Simple divorce (or, in the words of the court, a simplified dissolution of marriage) are only appropriate if the spouses meet certain criteria. Both spouses must have lived in Florida for at least six months. Both spouses also have to meet ALL of the following criteria.
- The marriage can’t be saved.
- The couple has no children under the age of 18 and the wife is not pregnant.
- The assets and debts have been divided and each spouse is happy with the arrangement.
- Neither spouse wants spousal support (or alimony) or more financial information than is already provided.
- The couple is willing to give up their individual right to a trial and appeal.
- Both spouses are willing to go to the clerk’s office to sign the petition (but they do not have to go together).
- Both spouses are willing to attend the final hearing at the same time.

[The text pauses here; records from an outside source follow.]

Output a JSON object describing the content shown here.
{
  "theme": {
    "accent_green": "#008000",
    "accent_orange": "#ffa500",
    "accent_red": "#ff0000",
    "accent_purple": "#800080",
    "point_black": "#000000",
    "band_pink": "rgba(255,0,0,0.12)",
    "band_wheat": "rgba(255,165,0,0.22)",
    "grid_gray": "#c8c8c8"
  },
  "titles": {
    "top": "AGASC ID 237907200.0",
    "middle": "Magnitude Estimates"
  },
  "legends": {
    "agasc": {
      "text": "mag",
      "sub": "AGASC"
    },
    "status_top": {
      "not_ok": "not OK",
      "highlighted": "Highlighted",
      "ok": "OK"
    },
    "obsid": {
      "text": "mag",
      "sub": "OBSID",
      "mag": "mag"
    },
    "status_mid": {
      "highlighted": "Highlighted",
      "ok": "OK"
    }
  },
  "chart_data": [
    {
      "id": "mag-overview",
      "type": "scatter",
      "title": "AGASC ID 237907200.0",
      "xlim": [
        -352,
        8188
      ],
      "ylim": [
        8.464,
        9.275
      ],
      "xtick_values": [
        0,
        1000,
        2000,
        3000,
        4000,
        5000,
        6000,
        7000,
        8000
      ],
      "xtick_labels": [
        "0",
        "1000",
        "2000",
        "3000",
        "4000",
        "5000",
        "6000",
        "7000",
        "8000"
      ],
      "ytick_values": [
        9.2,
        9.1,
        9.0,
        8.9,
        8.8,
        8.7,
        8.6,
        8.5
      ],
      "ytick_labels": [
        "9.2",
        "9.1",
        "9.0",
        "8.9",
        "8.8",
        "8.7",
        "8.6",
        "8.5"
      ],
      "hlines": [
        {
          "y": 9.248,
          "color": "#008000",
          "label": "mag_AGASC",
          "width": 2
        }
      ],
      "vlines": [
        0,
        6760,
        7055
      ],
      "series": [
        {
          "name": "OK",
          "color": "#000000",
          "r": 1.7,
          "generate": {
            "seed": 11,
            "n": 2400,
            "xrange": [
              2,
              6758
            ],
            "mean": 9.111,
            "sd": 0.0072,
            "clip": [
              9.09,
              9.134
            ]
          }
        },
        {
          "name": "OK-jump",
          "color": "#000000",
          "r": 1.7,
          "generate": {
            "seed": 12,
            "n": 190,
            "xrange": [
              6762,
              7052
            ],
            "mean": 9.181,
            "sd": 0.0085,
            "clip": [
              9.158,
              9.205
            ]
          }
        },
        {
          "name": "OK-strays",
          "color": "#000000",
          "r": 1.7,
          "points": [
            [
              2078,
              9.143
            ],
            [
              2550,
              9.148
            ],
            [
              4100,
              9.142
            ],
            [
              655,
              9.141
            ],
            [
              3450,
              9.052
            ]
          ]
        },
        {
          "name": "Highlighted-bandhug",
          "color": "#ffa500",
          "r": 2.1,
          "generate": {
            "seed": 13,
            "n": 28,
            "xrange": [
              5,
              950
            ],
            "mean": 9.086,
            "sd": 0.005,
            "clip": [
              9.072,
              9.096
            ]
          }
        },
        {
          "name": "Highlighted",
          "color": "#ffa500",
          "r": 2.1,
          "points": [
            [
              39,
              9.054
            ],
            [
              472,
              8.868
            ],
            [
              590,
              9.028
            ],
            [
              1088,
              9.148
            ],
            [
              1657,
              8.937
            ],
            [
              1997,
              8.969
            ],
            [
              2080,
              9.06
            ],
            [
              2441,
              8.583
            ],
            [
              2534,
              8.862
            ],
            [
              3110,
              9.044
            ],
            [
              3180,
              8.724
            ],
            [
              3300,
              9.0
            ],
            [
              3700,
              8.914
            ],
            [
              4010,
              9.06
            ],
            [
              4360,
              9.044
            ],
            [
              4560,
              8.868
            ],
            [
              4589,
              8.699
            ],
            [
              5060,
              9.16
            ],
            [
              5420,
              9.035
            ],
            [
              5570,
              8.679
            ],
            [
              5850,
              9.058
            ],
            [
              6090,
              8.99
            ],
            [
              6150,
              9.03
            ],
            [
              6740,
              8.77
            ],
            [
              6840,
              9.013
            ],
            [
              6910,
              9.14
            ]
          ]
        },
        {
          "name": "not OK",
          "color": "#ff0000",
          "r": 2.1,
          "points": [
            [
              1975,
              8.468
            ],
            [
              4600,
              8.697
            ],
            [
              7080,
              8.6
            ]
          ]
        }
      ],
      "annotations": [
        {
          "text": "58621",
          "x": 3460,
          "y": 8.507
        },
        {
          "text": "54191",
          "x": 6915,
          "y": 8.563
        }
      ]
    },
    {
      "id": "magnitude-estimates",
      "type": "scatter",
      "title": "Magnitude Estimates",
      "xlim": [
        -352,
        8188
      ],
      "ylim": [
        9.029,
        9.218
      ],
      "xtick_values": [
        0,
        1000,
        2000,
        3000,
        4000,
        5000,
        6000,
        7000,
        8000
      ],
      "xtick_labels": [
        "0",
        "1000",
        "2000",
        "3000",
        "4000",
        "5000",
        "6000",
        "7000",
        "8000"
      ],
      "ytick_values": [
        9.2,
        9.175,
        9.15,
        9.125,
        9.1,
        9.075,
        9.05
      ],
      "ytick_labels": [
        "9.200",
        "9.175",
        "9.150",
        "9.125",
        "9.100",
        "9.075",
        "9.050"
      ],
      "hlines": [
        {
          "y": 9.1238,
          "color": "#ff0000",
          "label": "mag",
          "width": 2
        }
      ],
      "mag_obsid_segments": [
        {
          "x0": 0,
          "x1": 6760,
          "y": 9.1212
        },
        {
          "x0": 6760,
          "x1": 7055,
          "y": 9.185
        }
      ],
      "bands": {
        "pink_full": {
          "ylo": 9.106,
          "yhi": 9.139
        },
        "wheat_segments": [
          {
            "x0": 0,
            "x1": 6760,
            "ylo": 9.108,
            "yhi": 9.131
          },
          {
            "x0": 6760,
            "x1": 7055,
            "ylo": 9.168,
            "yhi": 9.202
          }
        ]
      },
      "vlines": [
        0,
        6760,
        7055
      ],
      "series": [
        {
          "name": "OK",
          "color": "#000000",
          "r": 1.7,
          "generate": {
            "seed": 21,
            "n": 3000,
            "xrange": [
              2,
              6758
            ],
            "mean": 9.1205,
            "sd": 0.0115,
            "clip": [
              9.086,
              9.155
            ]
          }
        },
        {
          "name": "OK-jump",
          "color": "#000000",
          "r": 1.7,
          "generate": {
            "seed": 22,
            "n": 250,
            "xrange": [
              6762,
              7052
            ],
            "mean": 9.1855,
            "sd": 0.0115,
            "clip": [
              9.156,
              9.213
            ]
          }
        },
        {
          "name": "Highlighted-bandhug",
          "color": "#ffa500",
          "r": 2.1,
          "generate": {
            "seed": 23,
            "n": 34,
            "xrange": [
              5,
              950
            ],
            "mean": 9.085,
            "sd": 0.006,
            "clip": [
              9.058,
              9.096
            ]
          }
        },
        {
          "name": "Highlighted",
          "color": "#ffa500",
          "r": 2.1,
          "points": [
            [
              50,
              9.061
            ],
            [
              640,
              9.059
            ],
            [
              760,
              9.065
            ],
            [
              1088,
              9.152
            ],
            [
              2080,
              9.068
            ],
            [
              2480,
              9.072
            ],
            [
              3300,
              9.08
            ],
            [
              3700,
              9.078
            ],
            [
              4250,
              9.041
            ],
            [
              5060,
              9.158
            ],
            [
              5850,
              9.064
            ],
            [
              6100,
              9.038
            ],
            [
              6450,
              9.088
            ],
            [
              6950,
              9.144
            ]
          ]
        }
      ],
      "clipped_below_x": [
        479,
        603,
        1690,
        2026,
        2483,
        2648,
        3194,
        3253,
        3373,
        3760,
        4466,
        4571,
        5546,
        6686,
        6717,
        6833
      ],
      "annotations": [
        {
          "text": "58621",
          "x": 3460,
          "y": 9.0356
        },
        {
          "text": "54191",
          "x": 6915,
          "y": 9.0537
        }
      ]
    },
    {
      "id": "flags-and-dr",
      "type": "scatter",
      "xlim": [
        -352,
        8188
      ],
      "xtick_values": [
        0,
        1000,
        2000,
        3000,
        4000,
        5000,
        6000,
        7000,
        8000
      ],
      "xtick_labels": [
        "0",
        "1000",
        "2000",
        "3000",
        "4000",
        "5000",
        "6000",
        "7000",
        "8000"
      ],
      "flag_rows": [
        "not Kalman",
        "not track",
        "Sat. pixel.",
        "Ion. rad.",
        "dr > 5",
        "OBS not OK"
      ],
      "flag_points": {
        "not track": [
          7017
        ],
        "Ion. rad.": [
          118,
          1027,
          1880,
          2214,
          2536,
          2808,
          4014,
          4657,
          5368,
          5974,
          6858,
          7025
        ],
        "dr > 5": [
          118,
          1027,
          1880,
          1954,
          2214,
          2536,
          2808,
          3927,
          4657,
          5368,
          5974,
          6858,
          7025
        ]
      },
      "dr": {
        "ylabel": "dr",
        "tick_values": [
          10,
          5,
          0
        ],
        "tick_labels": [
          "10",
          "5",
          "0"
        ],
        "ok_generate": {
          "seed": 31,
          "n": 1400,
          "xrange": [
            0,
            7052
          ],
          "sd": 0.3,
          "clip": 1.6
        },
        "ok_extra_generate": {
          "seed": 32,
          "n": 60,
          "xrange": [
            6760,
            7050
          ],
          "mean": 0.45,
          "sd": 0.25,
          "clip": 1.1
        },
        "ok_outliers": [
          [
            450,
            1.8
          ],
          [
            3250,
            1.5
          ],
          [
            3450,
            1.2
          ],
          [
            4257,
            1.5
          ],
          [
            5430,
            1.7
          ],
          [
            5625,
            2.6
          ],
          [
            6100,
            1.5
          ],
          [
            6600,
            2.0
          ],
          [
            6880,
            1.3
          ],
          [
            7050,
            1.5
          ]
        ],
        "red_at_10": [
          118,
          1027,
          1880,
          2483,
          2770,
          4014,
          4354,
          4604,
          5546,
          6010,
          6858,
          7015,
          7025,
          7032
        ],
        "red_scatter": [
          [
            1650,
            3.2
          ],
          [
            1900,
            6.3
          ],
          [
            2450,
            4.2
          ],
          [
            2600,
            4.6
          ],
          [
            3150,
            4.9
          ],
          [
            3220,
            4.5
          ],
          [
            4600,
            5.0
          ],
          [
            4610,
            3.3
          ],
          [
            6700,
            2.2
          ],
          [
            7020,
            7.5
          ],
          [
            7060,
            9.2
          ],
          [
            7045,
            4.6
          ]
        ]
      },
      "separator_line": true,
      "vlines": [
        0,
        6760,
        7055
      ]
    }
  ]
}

In many cases, simple divorces can be handled by submitting forms to the Clerk of the Court, but you may want to have legal guidance on the process to ensure it is handled properly. These types of divorces can be quite quick, finalized in about a month.
Regular divorce (or, in the words of the court, a regular dissolution of marriage) can be either contested or uncontested. In both situations, one spouse (called the petitioner) asks for the divorce from the other (called the respondent). The petitioner files paperwork with the clerk of the court and they are served to the respondent spouse. The respondent spouse then has the opportunity to respond to the petition in a statement called the answer.
If a divorce is uncontested, the process can be over rapidly. Essentially, the two spouses agree on the terms (including how property and assets should be distributed, child custody and support, and spousal support) in a marital settlement agreement. The spouses provide a financial affidavit within six weeks and attend the final hearing. The agreement is then certified by a judge and becomes final. This entire process can take between 45-60 days to fully process.
Contested divorces occur when spouses cannot or will not agree on the terms of their divorce. Sometimes that disagreement can come from child custody or spousal support issues, or can center around marital property and how it is being divided. These types of divorces require smart, experienced legal representation to ensure that your rights are being protected. Contested divorces take the issue before a judge at a divorce trial, and the judge will decide all of the issues in the case. Obviously, this process can take much longer, but most contested divorces are finalized in under a year.
All divorces are as unique as the people involved, so many of the questions related to your case will, of course, be dictated by your situation.